Robotics has been used for years to create robots that can perform certain actions in places or situations where humans normally cannot.

For example, if an apartment is about to collapse, it is better to use a robot that has rescue skills than to send a rescuer who could be hurt or seriously injured.

Because robots follow the instructions of humans, robotics can be understood to serve as a means through which an individual communicates with the environment remotely.

computing

It is the branch of computer science that is oriented to the creation of computers to achieve a specific objective.

In the case of the calculator, for example, the goal is to solve complex mathematical calculations that would take a long time to solve manually.
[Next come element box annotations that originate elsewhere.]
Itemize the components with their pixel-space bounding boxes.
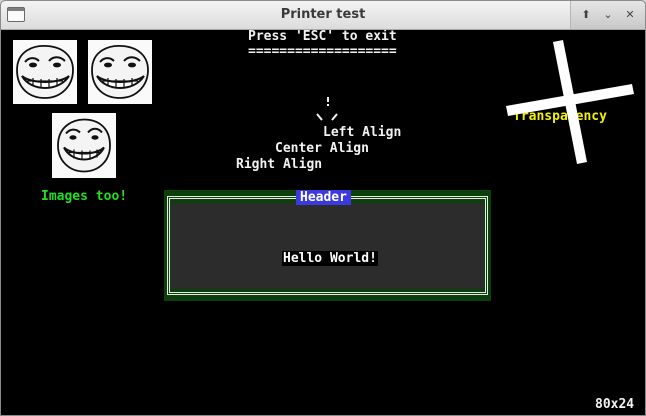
terminal-screen: Images too! Press 'ESC' to exit ========… [1, 30, 645, 415]
window-title: Printer test [280, 7, 366, 22]
trollface-image [52, 113, 116, 178]
dialog-body: Hello World! [171, 203, 484, 289]
close-icon[interactable]: ✕ [623, 8, 637, 22]
dialog-box: Hello World! Header [164, 190, 491, 301]
images-caption: Images too! [41, 189, 128, 204]
app-window: Printer test ⬆ ⌄ ✕ Images too! Press 'ES… [0, 0, 646, 416]
alignment-anchor-icon [316, 97, 338, 121]
terminal-size-readout: 80x24 [595, 397, 635, 412]
right-align-text: Right Align [236, 157, 323, 172]
title-bar[interactable]: Printer test ⬆ ⌄ ✕ [1, 1, 645, 30]
exit-prompt: Press 'ESC' to exit [248, 30, 397, 44]
exit-prompt-underline: =================== [248, 44, 397, 59]
dialog-header: Header [296, 190, 351, 205]
trollface-image [88, 40, 152, 104]
transparency-cross-icon [506, 40, 634, 164]
trollface-image [13, 40, 77, 104]
dialog-message: Hello World! [282, 251, 378, 266]
minimize-icon[interactable]: ⌄ [601, 8, 615, 22]
window-controls: ⬆ ⌄ ✕ [570, 1, 645, 29]
move-up-icon[interactable]: ⬆ [579, 8, 593, 22]
left-align-text: Left Align [323, 125, 402, 140]
center-align-text: Center Align [275, 141, 369, 156]
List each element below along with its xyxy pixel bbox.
The calculator is an expression of computation.

Through computing, algorithms (mathematical sequences) are created that assume a specific final action or result, that is, information is preloaded from the results, such as 2 + 2 is equal to 4.

Through computing, computing technologies such as operating systems and software programs are created, in addition to the hardware that a specific software uses to carry out an action.

For example, creating a video card (hardware) and developing Photoshop (software) to edit an image.

Office automation

It refers to the automation of the processes by which information is created, stored, protected and shared within the business sector.

The fundamental pillar of office automation is the LAN network, through which data can be transferred from one user to another.

Office automation favors the speed with which tasks are carried out within an office, eliminates the need for a large staff, uses less space to collect data and improves the creation of documents with vital information through multiple and simultaneous updates.

Telematics

Telematics refers to the combination of telecommunications and computing. It is defined as the emission, acceptance and collection of information between two mobile devices (car, cell phone, GPS, among others) that is carried out using telecommunications.

References

  1. Alavudeen, A .; Venkateshwaran, N. (2010), Computer Integrated Manufacturing, PHI Learning, ISBN 978-81-203-3345-1
  2. Bynum, Terrell Ward (2008), “Norbert Wiener and the Rise of Information Ethics”, in van den Hoven, Jeroen; Weckert, John, Information Technology and Moral Philosophy, Cambridge University Press, ISBN 978-0-521-85549-5
  3. Beynon-Davies P. (2002). Information Systems: an introduction to informatics in Organizations. Palgrave, Basingstoke, UK. ISBN 0-333-96390-3
  4. William Melody et al., Information and Communication Technology: Social Sciences Research and Training: A Report by the ESRC Program on Information and Communication Technologies, ISBN 0-86226-179-1, 1986.
  5. Wiener, Norbert (1948). Cybernetics, or Control and Communication in the Animal and the Machine. Cambridge: MIT Press.
  6. Nocks, Lisa (2007). The robot: the life story of a technology. Westport, CT: Greenwood Publishing Group.
  7. Denning, Peter (July 1999). “COMPUTER SCIENCE: THE DISCIPLINE”. Encyclopaedia of Computer Science (2000 Edition).
  8. The Electronic Sweatshop: How Computers Are Transforming the Office of the Future into the Factory of the Past, [by] Barbara Garson. New York: Penguin Books, 1989, cop. 1988. ISBN 0-14-012145-5.